SWivid / F5-TTS

Official code for "F5-TTS: A Fairytaler that Fakes Fluent and Faithful Speech with Flow Matching"
https://arxiv.org/abs/2410.06885
MIT License
126 stars 11 forks source link

Which E2 TTS model was used on the demo page #4

Closed fakerybakery closed 20 hours ago

fakerybakery commented 20 hours ago

Hi, Thanks for releasing F5-TTS! I noticed on the demo page you listed some comparisons from E2-TTS, and in your inference code you have an option to load an E2-TTS checkpoint. Would you mind sharing which E2-TTS checkpoint you’re using?

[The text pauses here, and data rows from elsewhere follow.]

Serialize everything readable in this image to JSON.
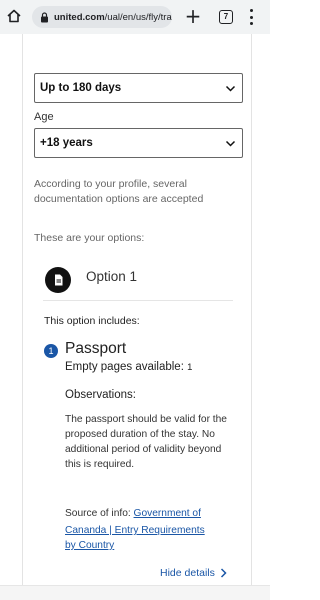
{
  "browser": {
    "url_domain": "united.com",
    "url_path": "/ual/en/us/fly/tra",
    "tab_count": "7",
    "icons": [
      "home-icon",
      "lock-icon",
      "plus-icon",
      "tabs-icon",
      "menu-icon"
    ]
  },
  "form": {
    "stay_value": "Up to 180 days",
    "age_label": "Age",
    "age_value": "+18 years"
  },
  "info": {
    "profile_note": "According to your profile, several documentation options are accepted",
    "options_intro": "These are your options:"
  },
  "option": {
    "title": "Option 1",
    "includes_label": "This option includes:",
    "item_number": "1",
    "document": "Passport",
    "pages_label": "Empty pages available:",
    "pages_value": "1",
    "observations_title": "Observations:",
    "observations_text": "The passport should be valid for the proposed duration of the stay. No additional period of validity beyond this is required.",
    "source_label": "Source of info:",
    "source_link_1": "Government of",
    "source_link_2": "Cananda | Entry Requirements",
    "source_link_3": "by Country",
    "hide_details": "Hide details"
  },
  "colors": {
    "link": "#1a56a6",
    "text": "#333333",
    "muted": "#666666"
  }
}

Thanks!

SWivid commented 20 hours ago

The compared samples are from original E2 TTS demo page https://aka.ms/e2tts/ We have reproduced a multilingual E2 TTS on Emilia_ZH_EN (a public in-the-wild dataset), which is the ckpt we released.

By setting

ode_method = 'midpoint'
sway_sampling_coef = 0.

you will obtain a vanilla E2 TTS, though these methods (sway_sampling for better performance, with euler for speed-up) are also beneficial for E2 TTS, or say (all) CFM-based model.

fakerybakery commented 20 hours ago

Thanks for clarifying!